What Are Impulse Control Disorders?
Impulse control disorders (ICDs) are a class of psychiatric disorders characterized by difficulties controlling aggressive or antisocial impulses. Because they can involve physical violence, theft, or destruction of property, the disorders often have harmful effects on both the person with the disorder and on others around them.
In the DSM-5, this category includes, among others, intermittent explosive disorder (characterized by a failure to resist aggressive or violent impulses); kleptomania (the impulse to steal things not needed for use); and pyromania (an uncontrollable impulse to set fires). Pathological gambling was once classified as an impulse control disorder but is now considered an addiction-related disorder in the DSM.
The behaviors and emotions associated with impulse control disorders often follow a similar trajectory. Before the impulse is acted on, many with ICDs report mounting internal tension, which can become seemingly unbearable. The tension is temporarily relieved when the impulse is carried out, but afterward, there may be a rush of guilt.
Though the disorders themselves are rare—each affecting approximately 1 to 3 percent of the population—overall, ICDs affect a significant number of children and adults. Many (but not all) people with impulse control disorders report significant distress or interpersonal conflict as a result of their behavior, which often feels out of their control.
How Do You Treat Impulse Control Disorders?

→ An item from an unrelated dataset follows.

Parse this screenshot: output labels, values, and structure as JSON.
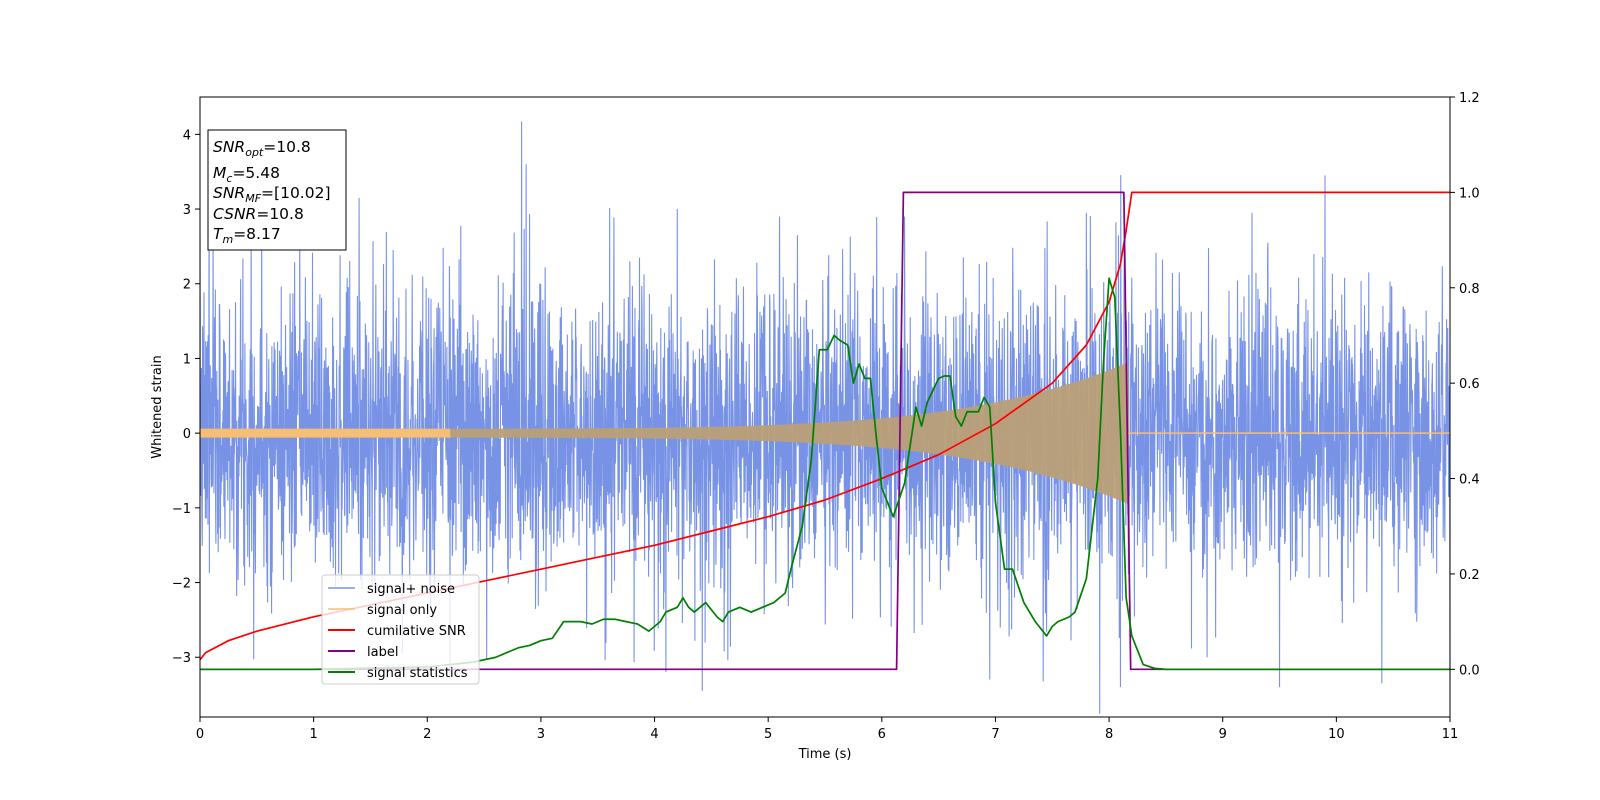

Though ICDs often feel uncontrollable, treatment is possible. While results vary depending on the disorder’s severity and on patient cooperation, the prognosis is considered to be generally positive. Children generally see greater improvement than adults, who are more likely to dismiss treatment or be uncooperative.
Because the disorders are often comorbid with other conditions that must be factored into treatment, such as substance abuse or depression, approaches vary. Effective treatment may draw on both psychopharmacological methods, such as antidepressants, and psychotherapy.
Cognitive behavioral therapy, or CBT, has been found to be effective for many impulse control disorders. In addition, relaxation techniques and aversion therapy have both been found to be beneficial. In cases of interpersonal conflict resulting from impulsive behavior, family therapy or couples therapy may provide additional support.